И тут появился отец…

ПОБЕГ ЭВЫ

Как-то во время бесконечных разъездов Хакендаля по городу его окликнули двое мальцов — одетые не без претензии на шик, но уже изрядно обносившиеся ребята, какие обычно не разъезжают на извозчиках. Дело в том, что у них были мешки, довольно большие и набитые до отказа мешки, и Хакендаль даже представлял себе, что это за поклажа, должно быть «сидоры», мешки с «хапанным», иначе говоря, краденым добром.
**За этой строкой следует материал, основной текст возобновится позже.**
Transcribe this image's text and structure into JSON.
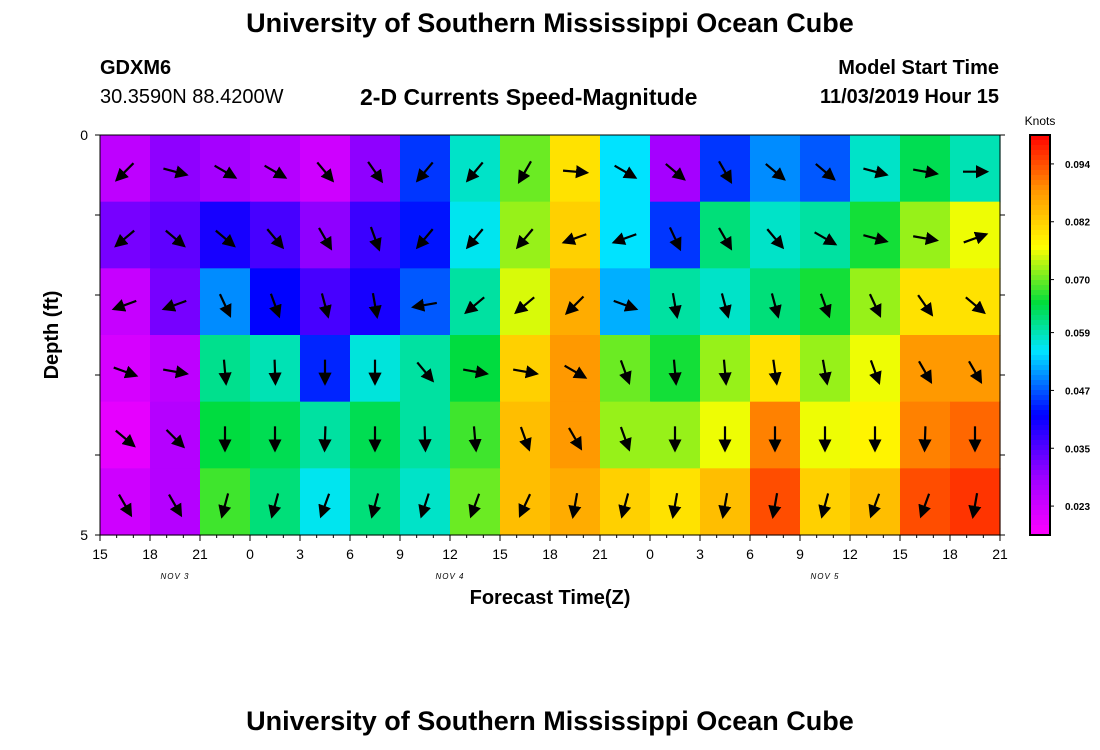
{
  "header": {
    "title": "University of Southern Mississippi Ocean Cube",
    "station": "GDXM6",
    "coordinates": "30.3590N 88.4200W",
    "subtitle": "2-D Currents Speed-Magnitude",
    "model_start_label": "Model Start Time",
    "model_start_value": "11/03/2019 Hour 15"
  },
  "footer": {
    "title": "University of Southern Mississippi Ocean Cube"
  },
  "chart_data": {
    "type": "heatmap",
    "title": "2-D Currents Speed-Magnitude",
    "xlabel": "Forecast Time(Z)",
    "ylabel": "Depth (ft)",
    "colorbar_label": "Knots",
    "colorbar_ticks": [
      "0.094",
      "0.082",
      "0.070",
      "0.059",
      "0.047",
      "0.035",
      "0.023"
    ],
    "colorbar_range": [
      0.017,
      0.1
    ],
    "x_tick_labels": [
      "15",
      "18",
      "21",
      "0",
      "3",
      "6",
      "9",
      "12",
      "15",
      "18",
      "21",
      "0",
      "3",
      "6",
      "9",
      "12",
      "15",
      "18",
      "21"
    ],
    "x_range_hours": [
      0,
      54
    ],
    "date_labels": [
      {
        "text": "NOV 3",
        "hour": 4.5
      },
      {
        "text": "NOV 4",
        "hour": 21
      },
      {
        "text": "NOV 5",
        "hour": 43.5
      }
    ],
    "y_tick_labels": [
      "0",
      "5"
    ],
    "depth_range": [
      0,
      5
    ],
    "depth_layers": 6,
    "time_steps": 18,
    "speed_knots": [
      [
        0.025,
        0.03,
        0.028,
        0.026,
        0.023,
        0.03,
        0.045,
        0.058,
        0.07,
        0.08,
        0.055,
        0.028,
        0.045,
        0.05,
        0.047,
        0.058,
        0.064,
        0.059
      ],
      [
        0.032,
        0.034,
        0.04,
        0.036,
        0.03,
        0.037,
        0.043,
        0.056,
        0.072,
        0.082,
        0.055,
        0.045,
        0.062,
        0.058,
        0.06,
        0.066,
        0.072,
        0.076
      ],
      [
        0.024,
        0.032,
        0.05,
        0.042,
        0.036,
        0.04,
        0.047,
        0.06,
        0.075,
        0.086,
        0.052,
        0.06,
        0.058,
        0.062,
        0.066,
        0.072,
        0.08,
        0.08
      ],
      [
        0.022,
        0.025,
        0.061,
        0.059,
        0.044,
        0.057,
        0.06,
        0.065,
        0.082,
        0.088,
        0.07,
        0.066,
        0.072,
        0.08,
        0.072,
        0.076,
        0.088,
        0.088
      ],
      [
        0.02,
        0.026,
        0.065,
        0.064,
        0.06,
        0.064,
        0.06,
        0.068,
        0.084,
        0.088,
        0.072,
        0.072,
        0.076,
        0.09,
        0.076,
        0.078,
        0.09,
        0.092
      ],
      [
        0.023,
        0.026,
        0.068,
        0.062,
        0.056,
        0.062,
        0.058,
        0.07,
        0.084,
        0.086,
        0.082,
        0.08,
        0.084,
        0.094,
        0.082,
        0.084,
        0.094,
        0.096
      ]
    ],
    "direction_deg": [
      [
        225,
        345,
        330,
        330,
        310,
        305,
        230,
        230,
        240,
        355,
        330,
        320,
        300,
        320,
        320,
        345,
        350,
        0
      ],
      [
        220,
        320,
        320,
        310,
        300,
        290,
        230,
        230,
        230,
        200,
        200,
        295,
        300,
        310,
        330,
        345,
        350,
        20
      ],
      [
        200,
        200,
        295,
        290,
        285,
        280,
        190,
        220,
        220,
        225,
        340,
        280,
        285,
        285,
        290,
        295,
        305,
        320
      ],
      [
        340,
        350,
        275,
        272,
        270,
        270,
        310,
        350,
        350,
        330,
        290,
        275,
        275,
        278,
        280,
        290,
        300,
        300
      ],
      [
        320,
        315,
        270,
        270,
        268,
        270,
        272,
        275,
        290,
        300,
        290,
        270,
        270,
        270,
        270,
        270,
        268,
        270
      ],
      [
        300,
        300,
        255,
        255,
        250,
        255,
        252,
        250,
        245,
        260,
        255,
        260,
        260,
        260,
        255,
        250,
        250,
        260
      ]
    ],
    "legend_position": "right"
  }
}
Парни стояли в какой-то подворотне, и Хакендаль хотел было проехать мимо — он не очень-то гнался за такими седоками.

И все же он остановился и даже помог мальцам поставить мешки в глубь пролетки и поднял верх, словом, в некотором роде помог укрыть награбленное от полиции. Он и сам не знал, для чего это делает, но не знал он также, почему бы этого не сделать. Это не имело значения, ничто уже не имело значения.

— На пикничок собрались, господа? — спросил Хакендаль. — Может, прямым ходом на Алекс?